If the supposedly unlikable Hillary Clinton didn’t break the highest, hardest glass ceiling in 2016, she made enough cracks in it to encourage others to try again: Six women are competing for the Democratic nomination today. But guess what? We don’t seem to like them either.
As Elizabeth Warren, Kamala Harris, Amy Klobuchar and others jumped into the race, each seemed to affirm the new power of women in 2019, a power that was born when President Trump was sworn into office, exploded during #MeToo and came into its own during the 2018 midterms.

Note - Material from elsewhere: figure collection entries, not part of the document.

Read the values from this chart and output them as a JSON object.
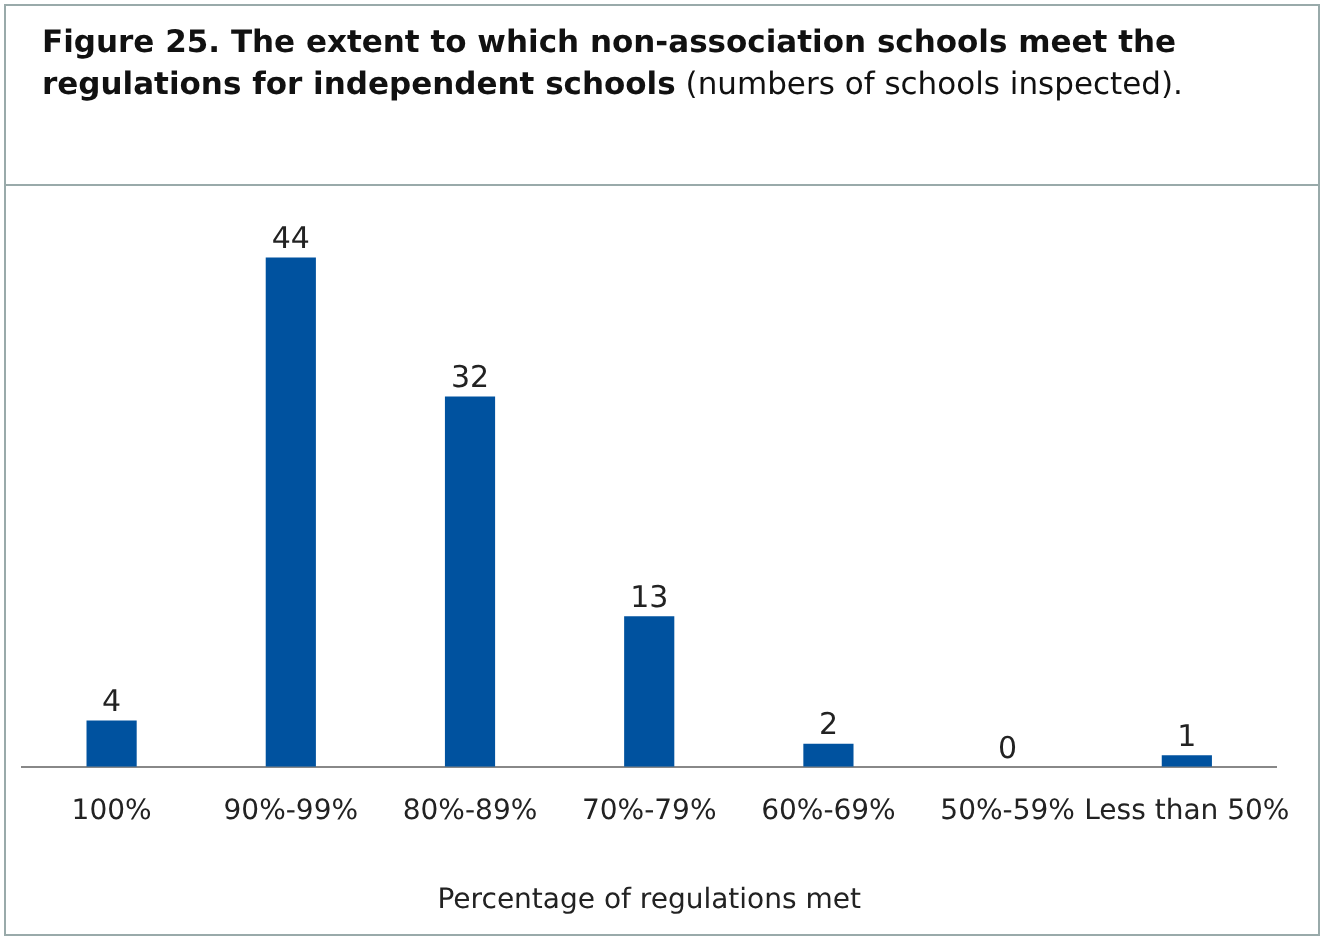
{
  "chart_data": {
    "type": "bar",
    "title": "Figure 25. The extent to which non-association schools meet the regulations for independent schools",
    "subtitle": "(numbers of schools inspected).",
    "xlabel": "Percentage of regulations met",
    "categories": [
      "100%",
      "90%-99%",
      "80%-89%",
      "70%-79%",
      "60%-69%",
      "50%-59%",
      "Less than 50%"
    ],
    "values": [
      4,
      44,
      32,
      13,
      2,
      0,
      1
    ],
    "color": "#00529f",
    "data_labels": true,
    "grid": false,
    "legend": false
  }
}
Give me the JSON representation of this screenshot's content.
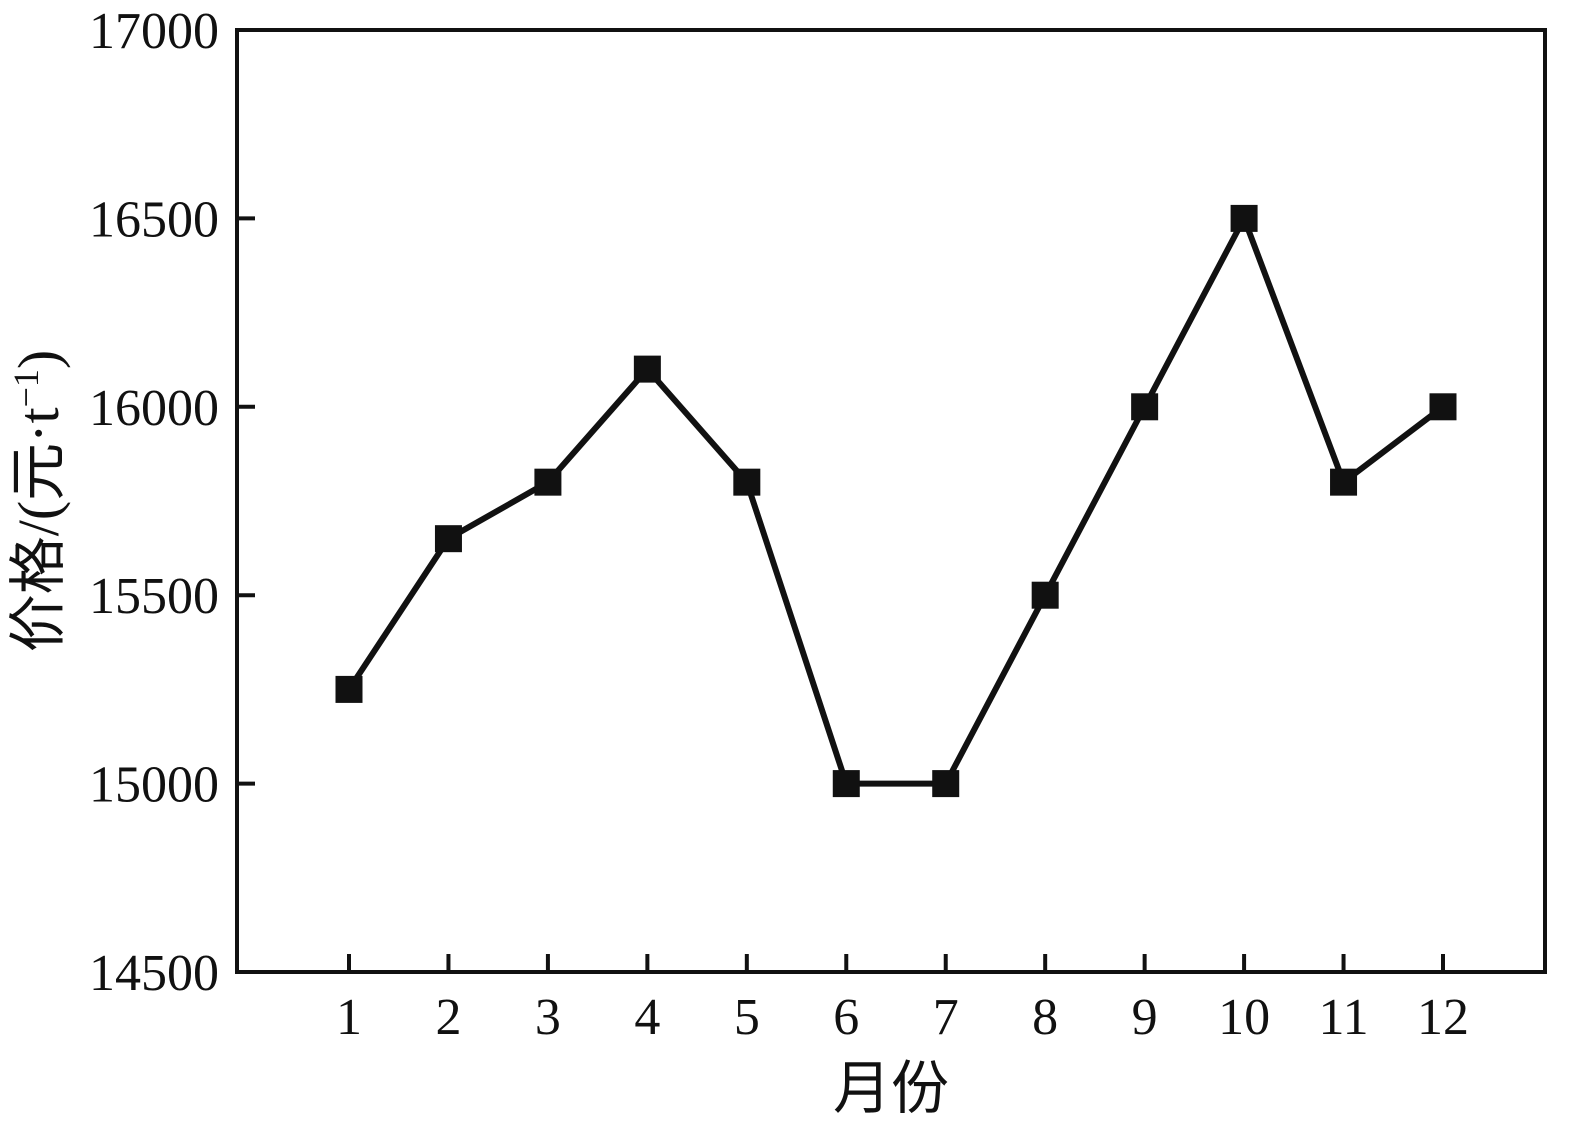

But no female candidate has yet led the polls. The men keep joining — Michael Bennet this week, Joe Biden the last — and keep garnering glowing press coverage. Although Mr. Biden fumbled two previous presidential bids, we are told he has “crossover appeal”; Bernie Sanders has been admired by this newspaper as “immune to intimidation”; and Pete Buttigieg, who would be the first openly gay man nominated for president, is “very authentic.” By contrast Ms. Harris is “hard to define”; Ms. Klobuchar is “mean”; and Ms. Warren is a “wonky professor” who — you guessed it — is “not likable enough.” Seeing comments like this, Mrs. Clinton said wryly in January, “really takes me back.”
Likability: It is nebulous, arbitrary and meaningless, yet inescapable — and female politicians seem to be particularly burdened with it even when they win and especially when they run for president.